Appasus japonicus is a species of giant water bug in the family Belostomatidae. It is found in Japan and Korea, and has been much studied because it provides an example, rare among insects, of paternal care of the young. With the destruction of its typical habitat and its poor dispersal abilities, it has been listed as being an endangered species in Japan.

==Description==
Appasus japonicus grows to a length of about 16 to 21 mm, rather smaller than the otherwise similar Appasus major. Three clades have been identified genetically, two in Japan, separated by mountain ranges, and one in Korea.

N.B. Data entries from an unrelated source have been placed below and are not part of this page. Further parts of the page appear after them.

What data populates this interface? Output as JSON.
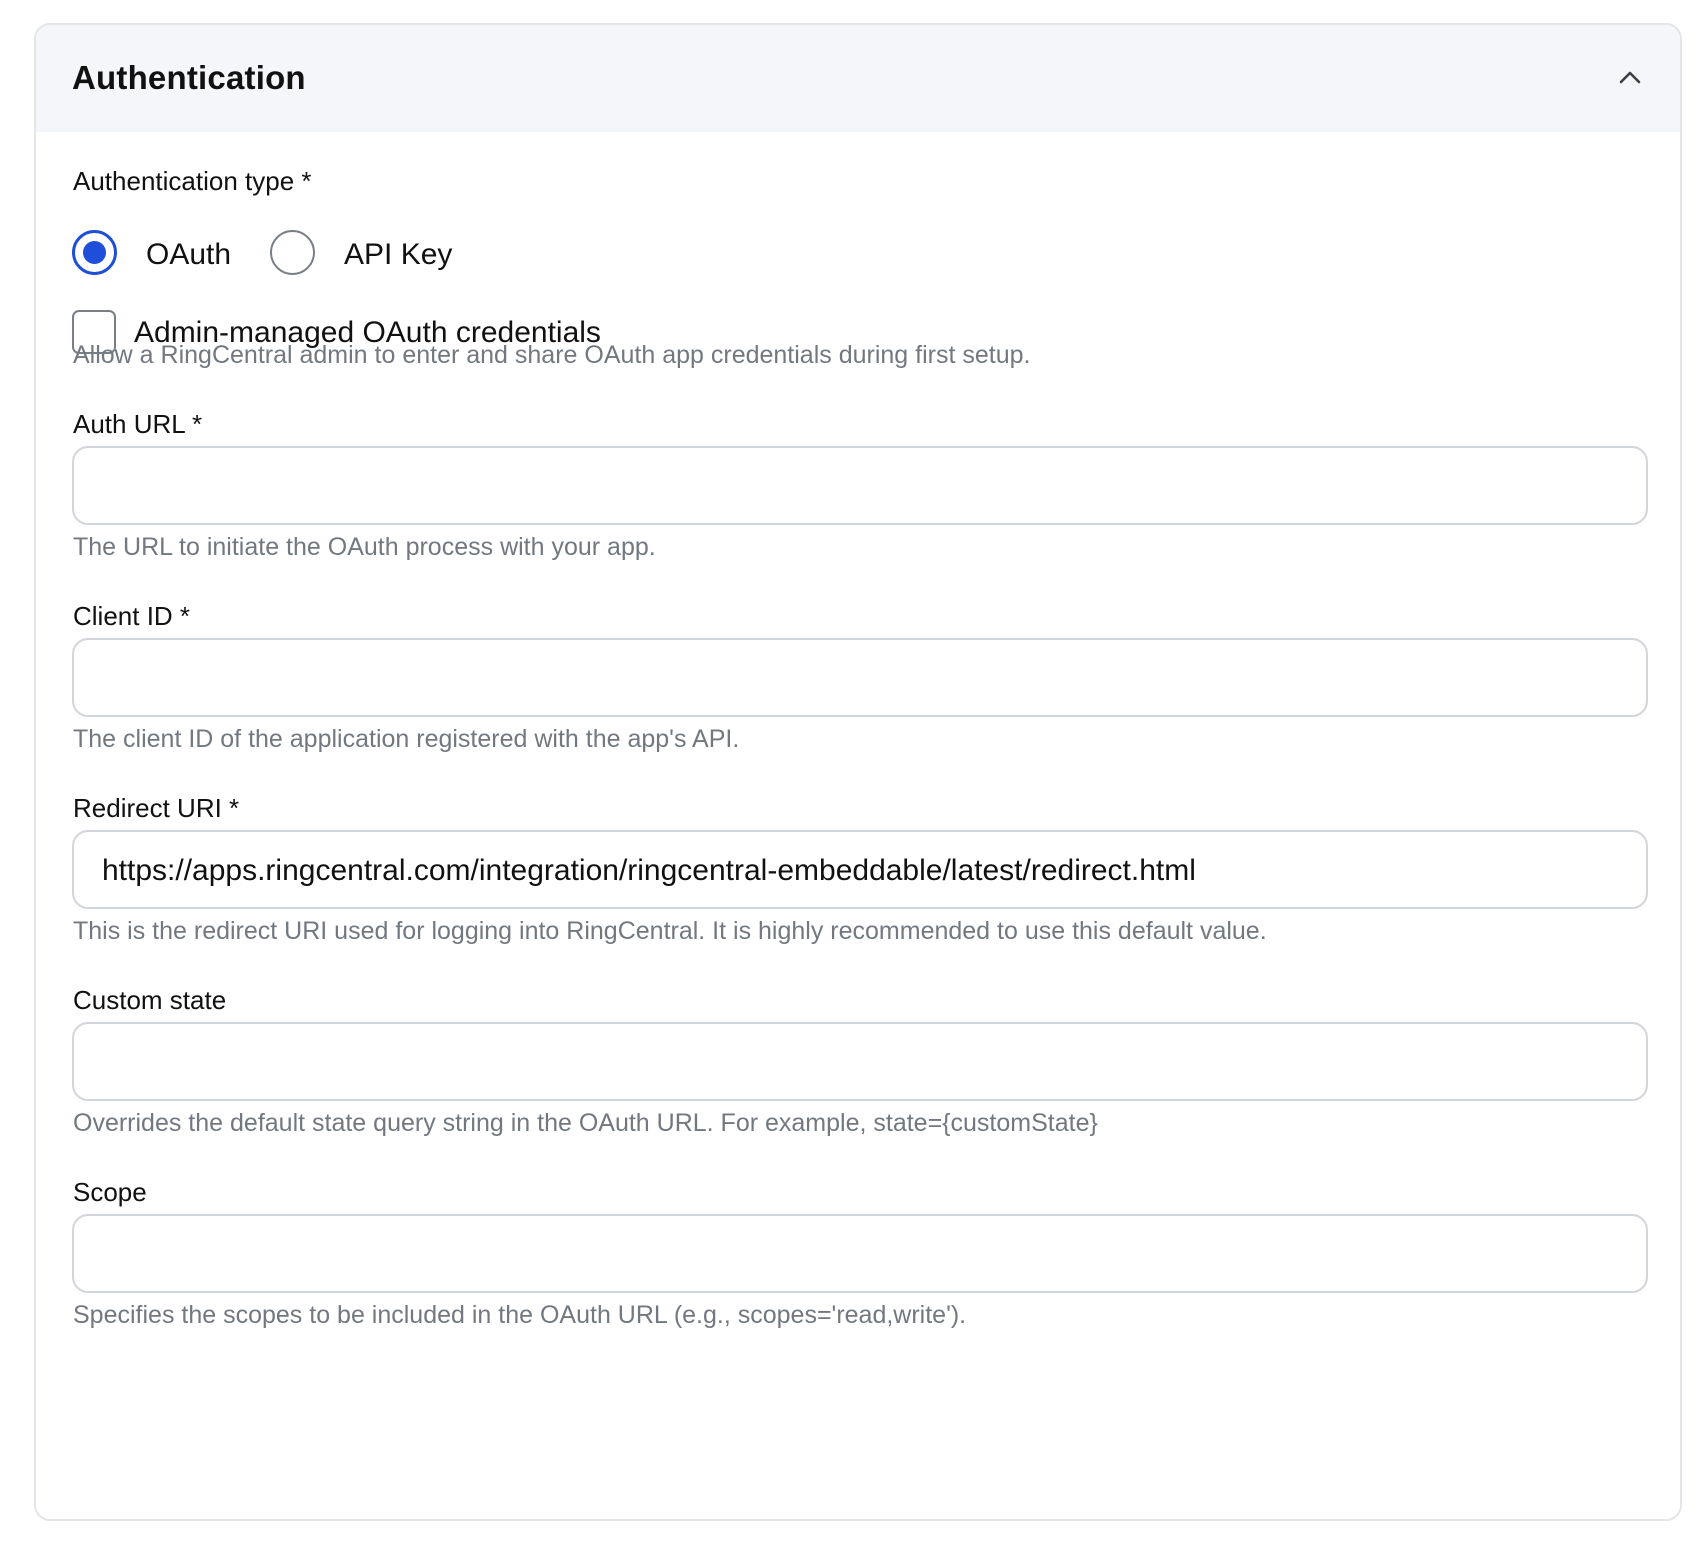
{
  "section": {
    "title": "Authentication"
  },
  "auth_type": {
    "label": "Authentication type *",
    "options": [
      {
        "label": "OAuth",
        "selected": true
      },
      {
        "label": "API Key",
        "selected": false
      }
    ]
  },
  "admin_managed": {
    "label": "Admin-managed OAuth credentials",
    "checked": false,
    "hint": "Allow a RingCentral admin to enter and share OAuth app credentials during first setup."
  },
  "fields": {
    "auth_url": {
      "label": "Auth URL *",
      "value": "",
      "hint": "The URL to initiate the OAuth process with your app."
    },
    "client_id": {
      "label": "Client ID *",
      "value": "",
      "hint": "The client ID of the application registered with the app's API."
    },
    "redirect_uri": {
      "label": "Redirect URI *",
      "value": "https://apps.ringcentral.com/integration/ringcentral-embeddable/latest/redirect.html",
      "hint": "This is the redirect URI used for logging into RingCentral. It is highly recommended to use this default value."
    },
    "custom_state": {
      "label": "Custom state",
      "value": "",
      "hint": "Overrides the default state query string in the OAuth URL. For example, state={customState}"
    },
    "scope": {
      "label": "Scope",
      "value": "",
      "hint": "Specifies the scopes to be included in the OAuth URL (e.g., scopes='read,write')."
    }
  },
  "colors": {
    "accent": "#1f4ed8",
    "header_bg": "#f5f6f9",
    "border": "#d2d5da",
    "hint_text": "#737880"
  },
  "icons": {
    "collapse": "chevron-up-icon"
  }
}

==Distribution and habitat==
Appasus japonicus occurs in freshwater habitats in much of Japan, but not in the Ryukyu Islands, and it also occurs in Korea. It is found in lakes and ponds, side pools and backwaters of rivers, marshes and bogs. As development has reduced these types of habitat, it has taken to living in rice paddies and agricultural water stores. It tends to inhabit warmer habitats than A. major, and occurs at lower densities.

==Life cycle==
The male Appasus japonicus initiates courtship in this species by performing a series of up-and-down movements, a "pumping display". Females are attracted to mate with males that are already carrying eggs in preference to non egg-carrying males. After mating, the female lays its eggs on the back of the male, glueing them in place. The eggs form a pad, and other females lay their eggs alongside the first clutch, so that the eggs on a male's back may have several different mothers. A female lays up to fifty eggs, while a male's carrying capacity is up to about 150 eggs. The male carries the eggs and tends them until they hatch; this takes a month or so in the spring but about a week in the warmer waters of summer. When all the eggs have hatched, the male resumes breeding activities, and may carry four batches of eggs during the course of one year, between April and August.

==Ecology==
The front pair of legs is modified for grabbing and holding prey. The proboscis is used to stab the prey and then inject it with a toxic saliva, after which the bug sucks out the liquefied contents. The diet consists mostly of water snails and aquatic insects.